23 ottobre 2019
Aggiornato 20:00

Ufficiale: Kubica torna in F1... ma non per correre

Nella corsa al sedile da titolare della Williams è stato scavalcato dal giovane russo Sergey Sirotkin. Ma l'esperto polacco sarà terza guida: è un primo passo

GROVE – Ce l'ha fatta, ma solo a metà. Robert Kubica tornerà ufficialmente nel giro della Formula 1 nel 2018, sette anni dopo il terribile incidente nel corso di un rally che gli lesionò il braccio destro interrompendo la sua promettente carriera. Ma lo farà solo nel ruolo di terza guida della Williams, che gli ha preferito come titolare il giovane Sergey Sirotkin. L'annuncio ufficiale, che conferma settimane di indiscrezioni in tal senso, è arrivato oggi.

Pilota con la valigia
Il 22enne non vanta un curriculum di primo piano: il suo unico successo a livello internazionale risale al 2011 (ironia della sorte, proprio l'anno dello schianto di Kubica), quando vinse il titolo europeo di Formula Abarth; dopo sono solo arrivati due terzi posti in Gp2. Al di là degli esiti dei test di fine stagione ad Abu Dhabi proprio con il team fondato da Sir Frank, che sono stati considerati positivi, insomma, a far pendere l'ago della bilancia verso il russo sono stati i rubli delle banche di proprietà degli oligarchi vicini a Vladimir Putin, che lo hanno sostenuto nella sua corsa.

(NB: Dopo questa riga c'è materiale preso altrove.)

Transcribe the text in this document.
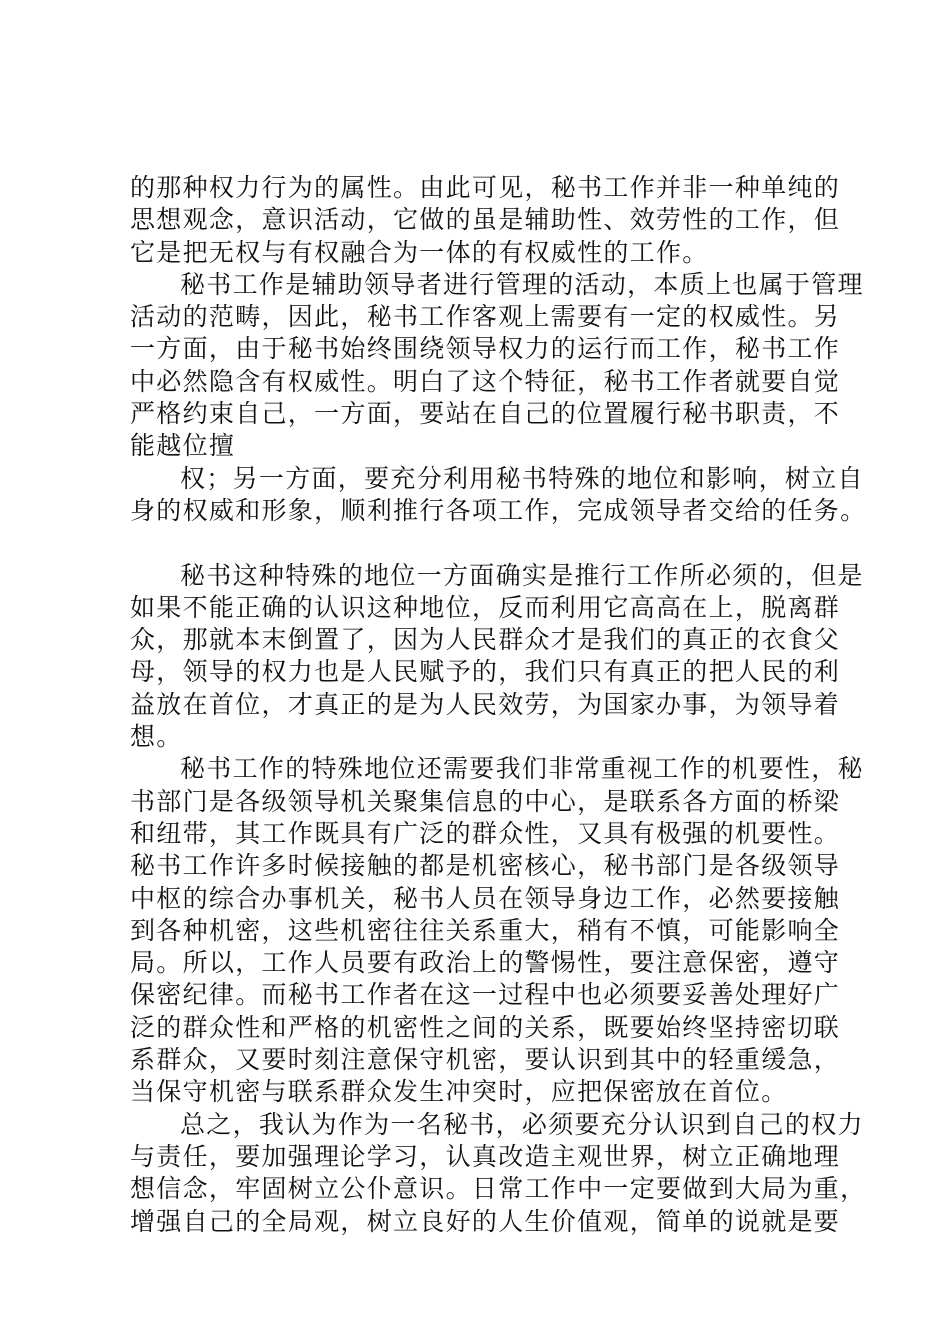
的那种权力行为的属性。由此可见，秘书工作并非一种单纯的
思想观念，意识活动，它做的虽是辅助性、效劳性的工作，但
它是把无权与有权融合为一体的有权威性的工作。
秘书工作是辅助领导者进行管理的活动，本质上也属于管理
活动的范畴，因此，秘书工作客观上需要有一定的权威性。另
一方面，由于秘书始终围绕领导权力的运行而工作，秘书工作
中必然隐含有权威性。明白了这个特征，秘书工作者就要自觉
严格约束自己，一方面，要站在自己的位置履行秘书职责，不
能越位擅
权；另一方面，要充分利用秘书特殊的地位和影响，树立自
身的权威和形象，顺利推行各项工作，完成领导者交给的任务。
秘书这种特殊的地位一方面确实是推行工作所必须的，但是
如果不能正确的认识这种地位，反而利用它高高在上，脱离群
众，那就本末倒置了，因为人民群众才是我们的真正的衣食父
母，领导的权力也是人民赋予的，我们只有真正的把人民的利
益放在首位，才真正的是为人民效劳，为国家办事，为领导着
想。
秘书工作的特殊地位还需要我们非常重视工作的机要性，秘
书部门是各级领导机关聚集信息的中心，是联系各方面的桥梁
和纽带，其工作既具有广泛的群众性，又具有极强的机要性。
秘书工作许多时候接触的都是机密核心，秘书部门是各级领导
中枢的综合办事机关，秘书人员在领导身边工作，必然要接触
到各种机密，这些机密往往关系重大，稍有不慎，可能影响全
局。所以，工作人员要有政治上的警惕性，要注意保密，遵守
保密纪律。而秘书工作者在这一过程中也必须要妥善处理好广
泛的群众性和严格的机密性之间的关系，既要始终坚持密切联
系群众，又要时刻注意保守机密，要认识到其中的轻重缓急，
当保守机密与联系群众发生冲突时，应把保密放在首位。
总之，我认为作为一名秘书，必须要充分认识到自己的权力
与责任，要加强理论学习，认真改造主观世界，树立正确地理
想信念，牢固树立公仆意识。日常工作中一定要做到大局为重，
增强自己的全局观，树立良好的人生价值观，简单的说就是要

Sarà dunque lui a formare una coppia particolarmente giovane e inesperta insieme al riconfermato Lance Stroll: «Dire che sono felice e orgoglioso di entrare in una squadra così famosa come la Williams è poco – ha dichiarato Sirotkin – Ci è voluta un'enorme quantità di lavoro per arrivare a questo punto, a realizzare il mio sogno, e assicuro al team di poter contare su di me per dare il massimo».

In avvicinamento
Ma anche Kubica non è stato lasciato completamente a piedi: «Robert rivestirà un ruolo particolarmente attivo nel team quest'anno, partecipando ai test pre-campionato di Barcellona, a quelli durante la stagione e anche ad una serie di sessioni di prove libere del venerdì – si legge nella nota della squadra – La sua esperienza e le sue conoscenze saranno di enorme valore per il nostro gruppo tecnico nello sviluppo delle prestazioni della Fw41. Potrà assistere i piloti e gli ingegneri nel loro miglioramento e, ovviamente, subentrare come sostituto se uno dei due titolari dovesse mancare. Inoltre sosterrà il team con i media e con gli sponsor». Il sogno del suo ritorno alle corse, dunque, è rimandato, ma il 33enne polacco resta comunque molto ottimista per il passo avanti che ha compiuto: «Sono estremamente felice – spiega – Mi sento nella mia miglior forma fisica di sempre, ma ci è voluto molto lavoro per arrivarci, perciò dingrazio la Williams per le opportunità che mi ha concesso finora e per la fiducia che mi ha dimostrato con questa nomina. Mi è piaciuto tornare nel paddock di Formula 1 in questi ultimi mesi e ora attendo con impazienza di lavorare con i tecnici, sia in officina che in pista, per aiutarli a portare avanti lo sviluppo della Fw41 e fare davvero la differenza per la loro stagione 2018. Avendo guidato sia la Fw36 che la Fw40, sono curioso di capire come si comporterà in pista la Fw41 e di lavorare con la squadra per massimizzare le sue prestazioni. Il mio obiettivo finale rimane quello di tornare a correre in Formula 1 e questo è un altro passo avanti importante in quella direzione: non vedo l'ora di cominciare».